梁昊權一聽這話嘴角揚起了笑意,“渡邊健說他爺爺也不是很清楚,只遠遠看到一箱一箱的東西。不過根據(jù)當時的情形以及那幾個人透露的消息來看,應該是當時那些日本兵在中國搜刮的財寶。所以這么多年過去,渡邊健還千里迢迢跑到中國尋找這失落的寶藏。據(jù)說他們家族人其實并不相信,覺得是渡邊健的爺爺胡說的。要不是渡邊健因為投資失敗欠下了不少的債,否則也不會打這里的主意。他也是豁出去,看有沒有機會翻身。”
景行難掩心中興奮,“聽起來是財寶的可能性很大啊!真想現(xiàn)在就去那個洞里瞧瞧。”
因為一直擔心里邊有什么機關,所以在沒有萬全之策的時候,一直沒有打那個洞的主意。可知道內情的人早已蠢蠢欲動,每個人心里都有個探險尋寶夢,現(xiàn)在終于可以實現(xiàn),哪有不動心的道理。
梁昊權刮了刮他的鼻子,“這事你就甭想了,里邊什么情況我們都不知道,冒然闖進去實在太危險了,還是讓專業(yè)人士去折騰吧。我已經讓吳庸去組織了,你還是消停些,免得又有什么閃失咱媽可絕對饒不了咱媽。”
景行頓時蔫了下來,也知道這事確實不能莽撞,當初可是消失了二三十號人,如果僅僅是抬東西,不至于出動這么多人,恐怕也是要搞什么機關。就算不是很復雜,一個不小心還是會丟了性命。他沒有吳庸他們專業(yè)人士的能耐,還是不要湊上去拖人后腿。
“這可是千載難逢的機會,就這么推出去,真是太令人難受了。”景行不甘心道。
梁昊權其實也很動心,不過他要是跟著去了,景行肯定也會一起,非專業(yè)人士越多,里邊的危險性越大。便是道:“雖然是有些可惜,不過洞就在那里,等他們摸清楚情況,把危險排除,我們再模擬一邊進去探險也能過把癮。對了,你當初不是想說開發(fā)探險的項目嗎,如果里邊真的有那么復雜,還真可以用這個洞做做文章。如果里邊真的有財寶,曾經出財寶的地方尋寶,吸引力更大了。”
景行眼睛一亮,“這個主意不錯,希望那個洞里爭點氣,能給我們個大驚喜。”
梁昊權笑道:“會的。”
景行想起這些東西的來歷,難掩心中的憤慨和傷感。

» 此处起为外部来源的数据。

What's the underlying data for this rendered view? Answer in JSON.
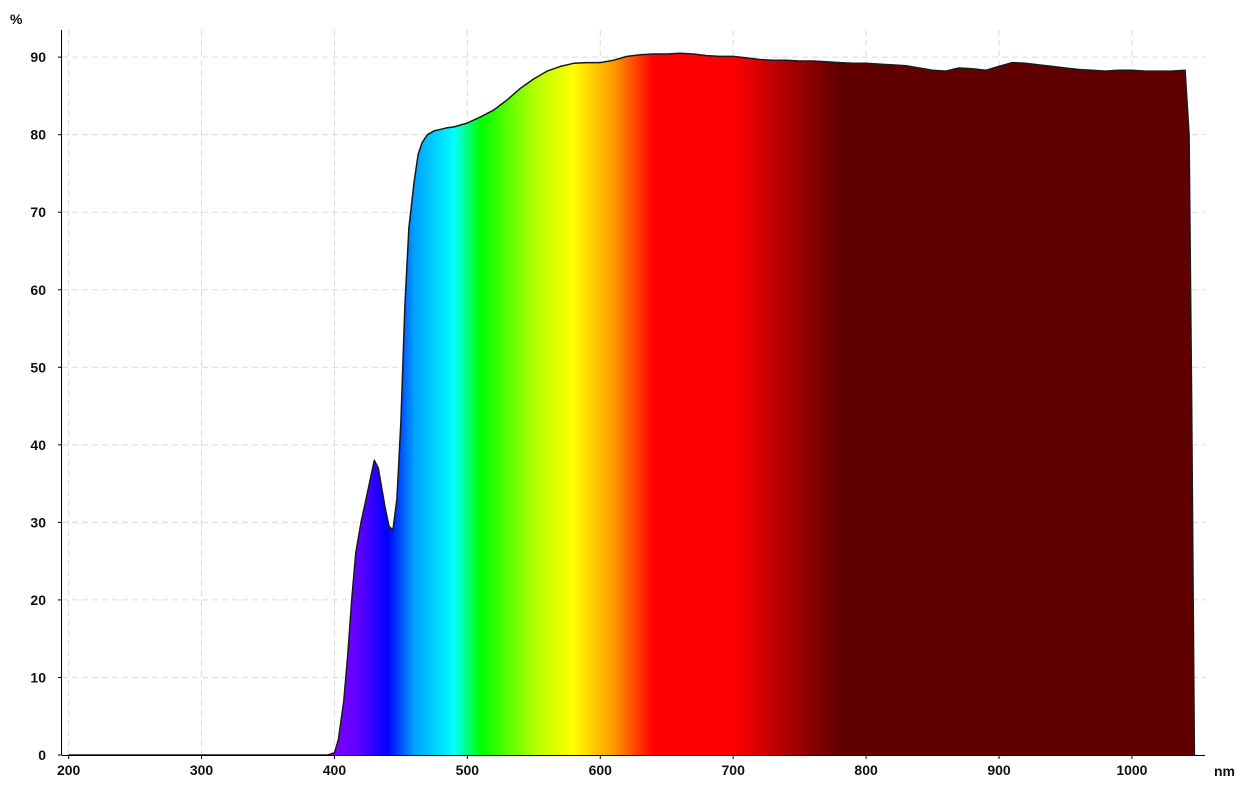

“哎,為了這些不知道嘛的玩意,葬送了這么多條生命,真是……”
梁昊權拍了拍景行的肩膀,“他們在天之靈也能安息了,興許一直不能安葬,所以才會用那樣的方式召喚人們去發(fā)現(xiàn)。聽說現(xiàn)在再去的時候,已經聽不到之前我們聽到的那奇怪聲音。”
“聽不到了?”景行詫異。
“嗯,吳庸親自去查探的,他說壓根沒聽見什么聲音。”梁昊權知道景行對這些最是害怕,不動聲色轉移話題道:“爸不是說明天要過來了,都布置好了吧?”

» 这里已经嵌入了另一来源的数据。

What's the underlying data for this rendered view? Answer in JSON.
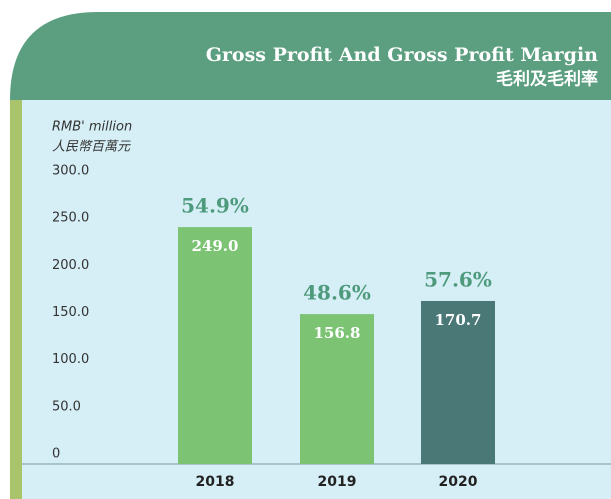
{
  "chart_data": {
    "type": "bar",
    "title": "Gross Profit And Gross Profit Margin",
    "subtitle": "毛利及毛利率",
    "y_label": "RMB' million",
    "y_label_zh": "人民幣百萬元",
    "categories": [
      "2018",
      "2019",
      "2020"
    ],
    "values": [
      249.0,
      156.8,
      170.7
    ],
    "value_labels": [
      "249.0",
      "156.8",
      "170.7"
    ],
    "colors": [
      "#7cc474",
      "#7cc474",
      "#4a7877"
    ],
    "margins": [
      54.9,
      48.6,
      57.6
    ],
    "margin_labels": [
      "54.9%",
      "48.6%",
      "57.6%"
    ],
    "ylim": [
      0,
      300
    ],
    "yticks": [
      0,
      {
        "value": 50,
        "label": "50.0"
      },
      {
        "value": 100,
        "label": "100.0"
      },
      {
        "value": 150,
        "label": "150.0"
      },
      {
        "value": 200,
        "label": "200.0"
      },
      {
        "value": 250,
        "label": "250.0"
      },
      {
        "value": 300,
        "label": "300.0"
      }
    ]
  }
}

韓光輝終于把身邊的事處理清楚,準備隱居壽河村。姜家已經把房間收拾了出來,和姜爺爺姜奶奶住一樓,東西早就布置好,里邊擺著為數(shù)不多的景文飛的東西,但是對于韓光輝來說已經是極大的安慰。
“嗯,都弄好了。我也不太清楚他喜歡什么,所以瞎折騰了。”景行這段時間做了不少功課,和韓光輝身邊的顧衛(wèi)海打探韓光輝的生活習慣以及口味愛好等等,可一問下來景行發(fā)現(xiàn)韓光輝的生活很樸素,個人并沒有明顯的愛好,從前好酒,后來因為身體關系被禁了,就沒什么特別的了。
也許韓光輝現(xiàn)在剩下的愛好只有景文飛了,可惜景文飛已經不在。
“只要是你給他布置的他就很高興了,自打他知道有了你,你沒發(fā)現(xiàn)他那精氣神都不一樣了?”
景行也能感受到韓光輝前后變化,心中不免有些遺憾,要是他爸還在該多好,現(xiàn)在大家和和美美的在一起生活,多么美好啊。
梁昊權見他情緒不對又道:“我爺爺過段時間也要過來,咱家這么下去可是不夠住了。我想著附近劃出一塊地,然后建個小別墅,這樣也能松動些。”
“地方倒是好找,不過沒必要吧,家里屋子還多著呢。”
梁老爺子還沒嘗試過這么一大家子住一起,梁昊權心里有些打鼓,怕他不適應:“我爺爺估計不習慣吧,到時候問問他的意見。話說,要真這么著了,我咋覺得我有種倒插門的感覺?還是帶著全家一起倒插門。”
景行一想還真是那么回事,不由噗嗤笑了起來,“你現(xiàn)在可不就是嗎,你現(xiàn)在可是一窮二白的靠我養(yǎng)著呢。”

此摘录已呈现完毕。